Pouta, standing on a high place, shouted to all his warriors. But none of the white people knew a word of his meaning.
Look where they would, in every direction, this white woman and the two men were completely surrounded by an unbroken mass of wild and armed savages, who stood gazing upon the strange apparitions in their midst.
Tamate, without a pause, perfectly calm, and showing no signs of fear, spoke to Pouta and his men through old Vaaburi and Iko.

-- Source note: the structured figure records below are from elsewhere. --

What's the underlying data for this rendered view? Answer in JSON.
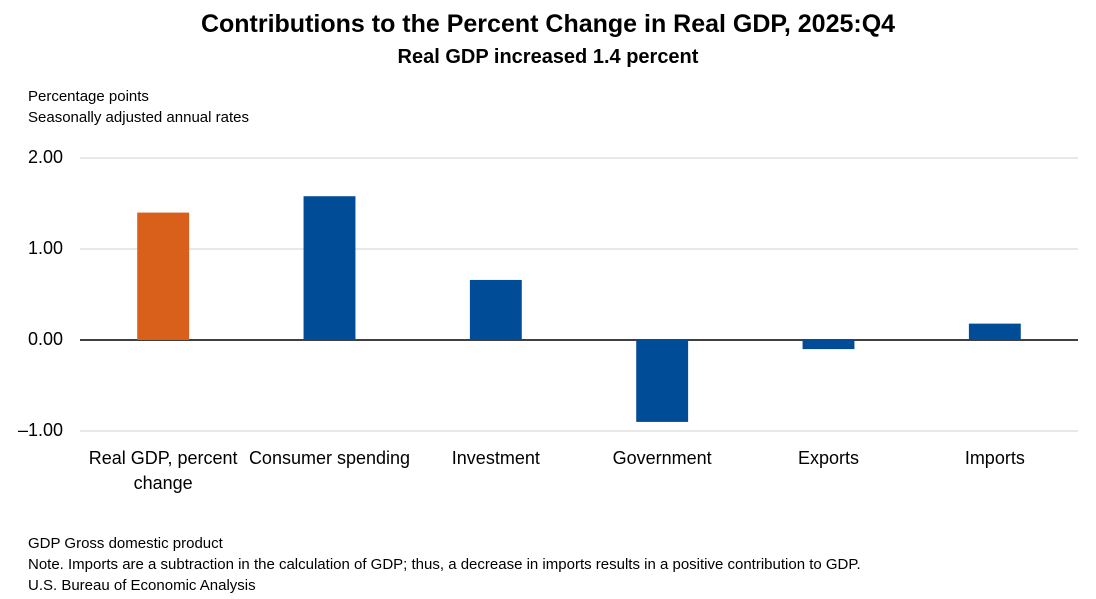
{
  "chart_data": {
    "type": "bar",
    "title": "Contributions to the Percent Change in Real GDP, 2025:Q4",
    "subtitle": "Real GDP increased 1.4 percent",
    "ylabel": [
      "Percentage points",
      "Seasonally adjusted annual rates"
    ],
    "categories": [
      "Real GDP, percent change",
      "Consumer spending",
      "Investment",
      "Government",
      "Exports",
      "Imports"
    ],
    "values": [
      1.4,
      1.58,
      0.66,
      -0.9,
      -0.1,
      0.18
    ],
    "colors": [
      "#d9601a",
      "#004c97",
      "#004c97",
      "#004c97",
      "#004c97",
      "#004c97"
    ],
    "ylim": [
      -1,
      2
    ],
    "yticks": [
      {
        "value": -1,
        "label": "–1.00"
      },
      {
        "value": 0,
        "label": "0.00"
      },
      {
        "value": 1,
        "label": "1.00"
      },
      {
        "value": 2,
        "label": "2.00"
      }
    ],
    "grid": true,
    "notes": [
      "GDP Gross domestic product",
      "Note. Imports are a subtraction in the calculation of GDP; thus, a decrease in imports results in a positive contribution to GDP.",
      "U.S. Bureau of Economic Analysis"
    ]
  }
}
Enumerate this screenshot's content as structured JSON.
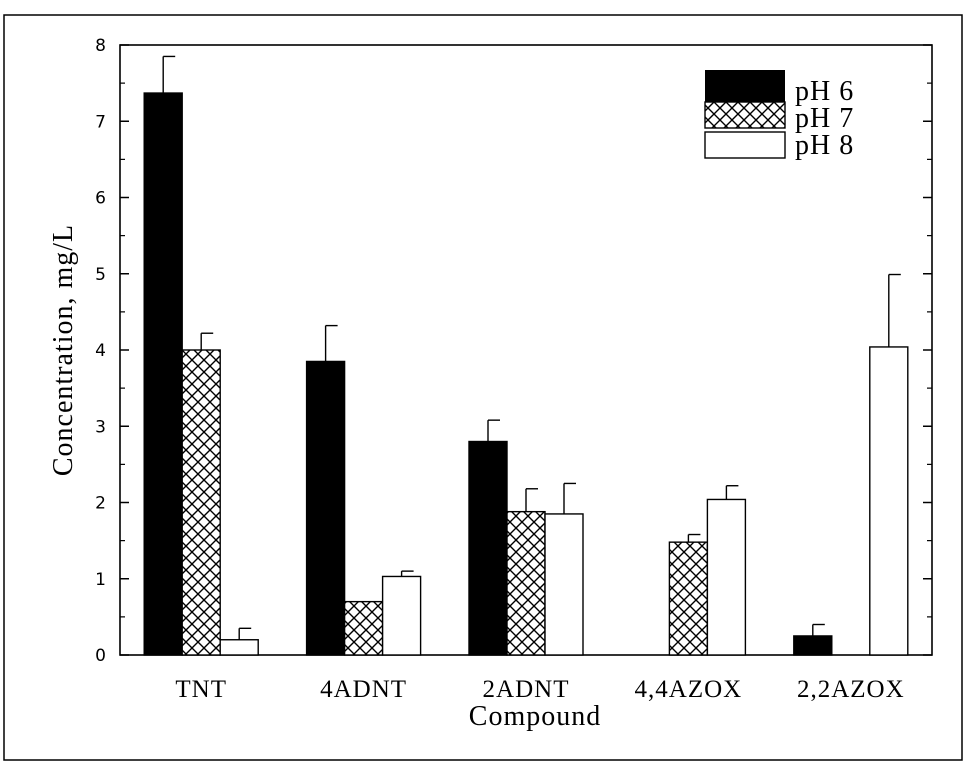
{
  "chart_data": {
    "type": "bar",
    "xlabel": "Compound",
    "ylabel": "Concentration, mg/L",
    "ylim": [
      0,
      8
    ],
    "yticks": [
      "0",
      "1",
      "2",
      "3",
      "4",
      "5",
      "6",
      "7",
      "8"
    ],
    "categories": [
      "TNT",
      "4ADNT",
      "2ADNT",
      "4,4AZOX",
      "2,2AZOX"
    ],
    "legend_position": "top-right",
    "series": [
      {
        "name": "pH 6",
        "pattern": "solid-black",
        "values": [
          7.37,
          3.85,
          2.8,
          null,
          0.25
        ],
        "errors": [
          0.48,
          0.47,
          0.28,
          null,
          0.15
        ]
      },
      {
        "name": "pH 7",
        "pattern": "crosshatch",
        "values": [
          4.0,
          0.7,
          1.88,
          1.48,
          null
        ],
        "errors": [
          0.22,
          0.0,
          0.3,
          0.1,
          null
        ]
      },
      {
        "name": "pH 8",
        "pattern": "white",
        "values": [
          0.2,
          1.03,
          1.85,
          2.04,
          4.04
        ],
        "errors": [
          0.15,
          0.07,
          0.4,
          0.18,
          0.95
        ]
      }
    ]
  }
}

"We have come," he said, "so that we may be friends. We have come without weapons. We have brought with us a woman of our tribe, for we come in peace. We are strangers. But we come with great things to tell. Some day we will come again and will stay with you and will tell you all our message. To-day we come only to make friends."
Then Iko closed his eyes and prayed in the language of the people of Iala.
Turning to his friends when the prayer was over, Tamate said quietly: "Now, we must get aboard as quickly as we possibly can. My plan for a first visit is to come, make friends and get away again swiftly. When we are gone they will talk to one another about us. Next time we come we shall meet friends."
So they walked down through an avenue of armed Papuans to the bank, and got into the canoe again: the paddles flashed as she drove swiftly through the water toward the launch. As they climbed her side, the anchor was weighed, the Miro swung round, her engines started, and, carried down by the swift stream, she slipped past the packed masses of silent men who lined the banks.
It is a great thing to be a pathfinder through a country which no man has penetrated before. But it is a greater thing to do as these missionary-scouts did on their journey up the Aivai and find a path of friendship into savage lives. To do that was the greatest joy in Tamate's life. For he said, when he had spent many years in this work:
"Recall the twenty-one years, give me back all its experiences, give me its shipwrecks, give me its standings in the face of death, give it me surrounded with savages with spears and clubs, give it me back again with spears flying about me, with the club knocking me to the ground, give it me back, and I will still be your missionary."